All insights
AI Product Building Architecture Coding Tools

Prompt caching makes long context economically viable

Prefix-matching cache enables 80%+ cost reduction for multi-turn conversations, making rich context systems affordable at scale

Anthropic documentation — Prompt Caching · · 5 connections

Without caching, every turn in a conversation resends the entire context — system prompts, conversation history, tool definitions — at full price. Prompt caching stores processed prefix tokens so subsequent requests reuse them at ~90% discount. The critical constraint is the prefix matching rule: cache hits only work when the beginning of the request is identical. Change anything in the middle and the cache breaks.

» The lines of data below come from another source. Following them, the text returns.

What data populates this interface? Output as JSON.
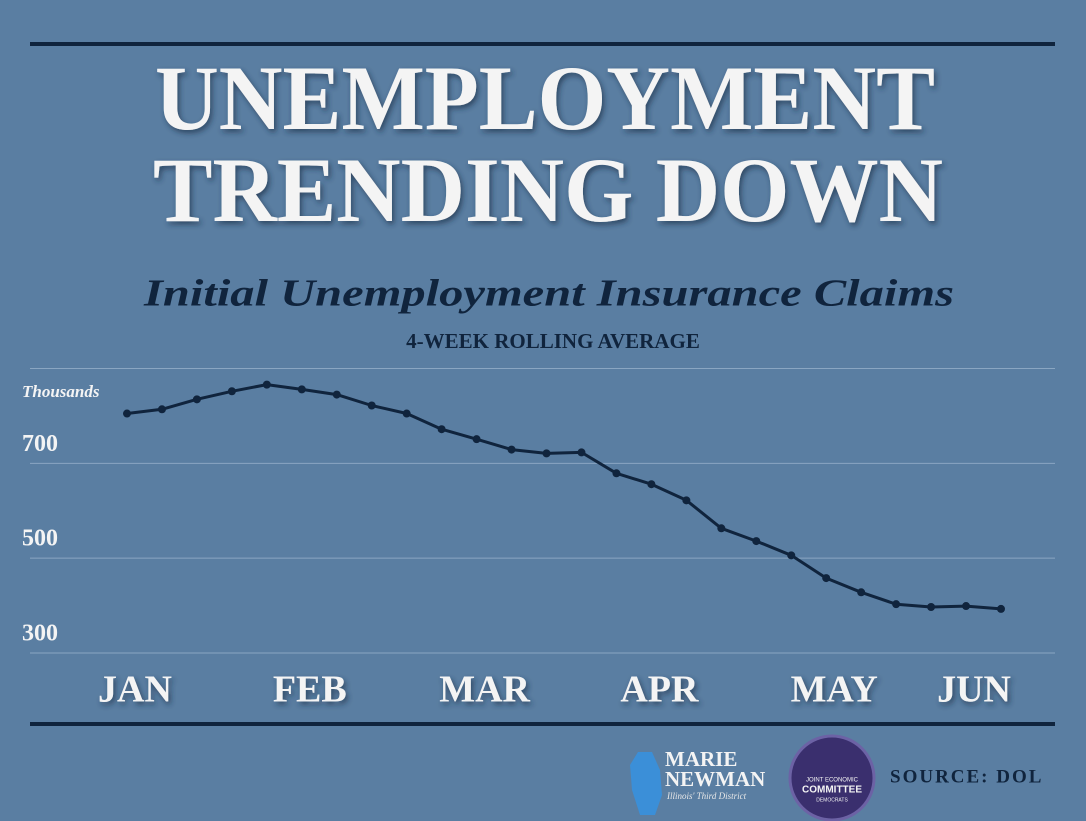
{
  "chart_data": {
    "type": "line",
    "title": [
      "UNEMPLOYMENT",
      "TRENDING DOWN"
    ],
    "subtitle": "Initial Unemployment Insurance Claims",
    "subtitle2": "4-WEEK ROLLING AVERAGE",
    "y_label": "Thousands",
    "categories": [
      "JAN",
      null,
      null,
      null,
      null,
      "FEB",
      null,
      null,
      null,
      null,
      "MAR",
      null,
      null,
      null,
      null,
      "APR",
      null,
      null,
      null,
      null,
      "MAY",
      null,
      null,
      null,
      "JUN",
      null
    ],
    "series": [
      {
        "name": "Initial claims",
        "color": "#10243d",
        "values": [
          805,
          814,
          835,
          852,
          866,
          856,
          845,
          822,
          805,
          772,
          751,
          729,
          721,
          723,
          679,
          656,
          622,
          563,
          536,
          506,
          458,
          428,
          403,
          397,
          399,
          393
        ]
      }
    ],
    "ylim": [
      300,
      900
    ],
    "yticks": [
      300,
      500,
      700
    ],
    "grid": true
  },
  "footer": {
    "org1": [
      "MARIE",
      "NEWMAN"
    ],
    "org1_sub": "Illinois' Third District",
    "org2": [
      "JOINT ECONOMIC",
      "COMMITTEE",
      "DEMOCRATS"
    ],
    "source": "SOURCE: DOL"
  }
}
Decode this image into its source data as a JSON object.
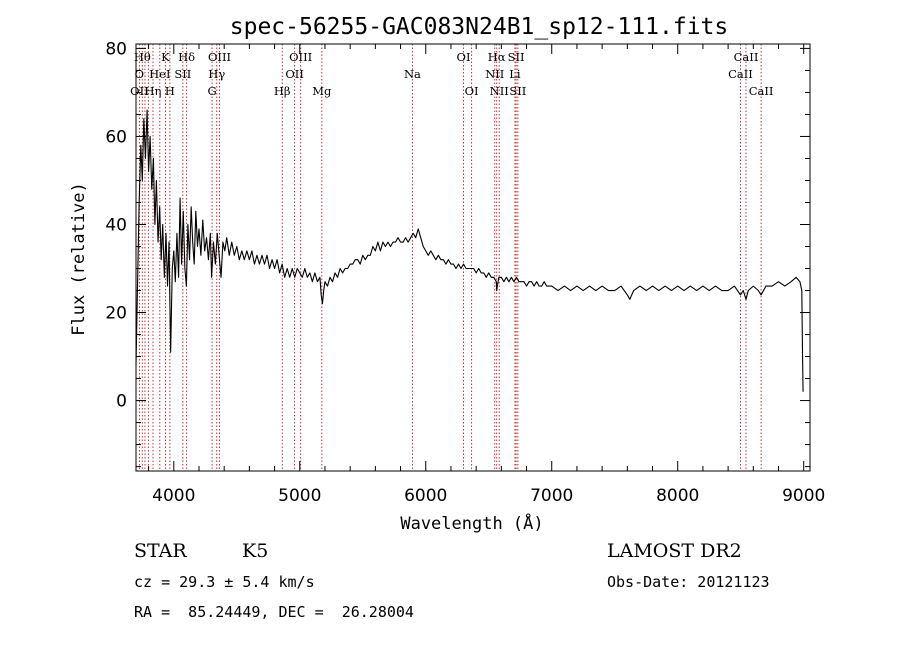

This is the economic enabler for The context window is the fundamental constraint — everything else follows — large context windows are only useful if they’re affordable to fill on every turn. It directly shapes how The three-layer AI stack: Memory, Search, Reasoning works in practice: the Memory layer (system prompt, skill files, CLAUDE.md) sits at the prefix where it caches perfectly, while the Search and Reasoning layers add variable content at the end. The ordering constraint (stable content first, variable content last) is an architectural decision driven by economics, connecting to Context is the product, not the model — designing the context system includes designing for cache efficiency. At production scale, KV cache hit rate is the most critical metric for production agents shows this is the single most critical metric — append-only context architecture and stable prefixes determine whether an agent system is economically viable or not.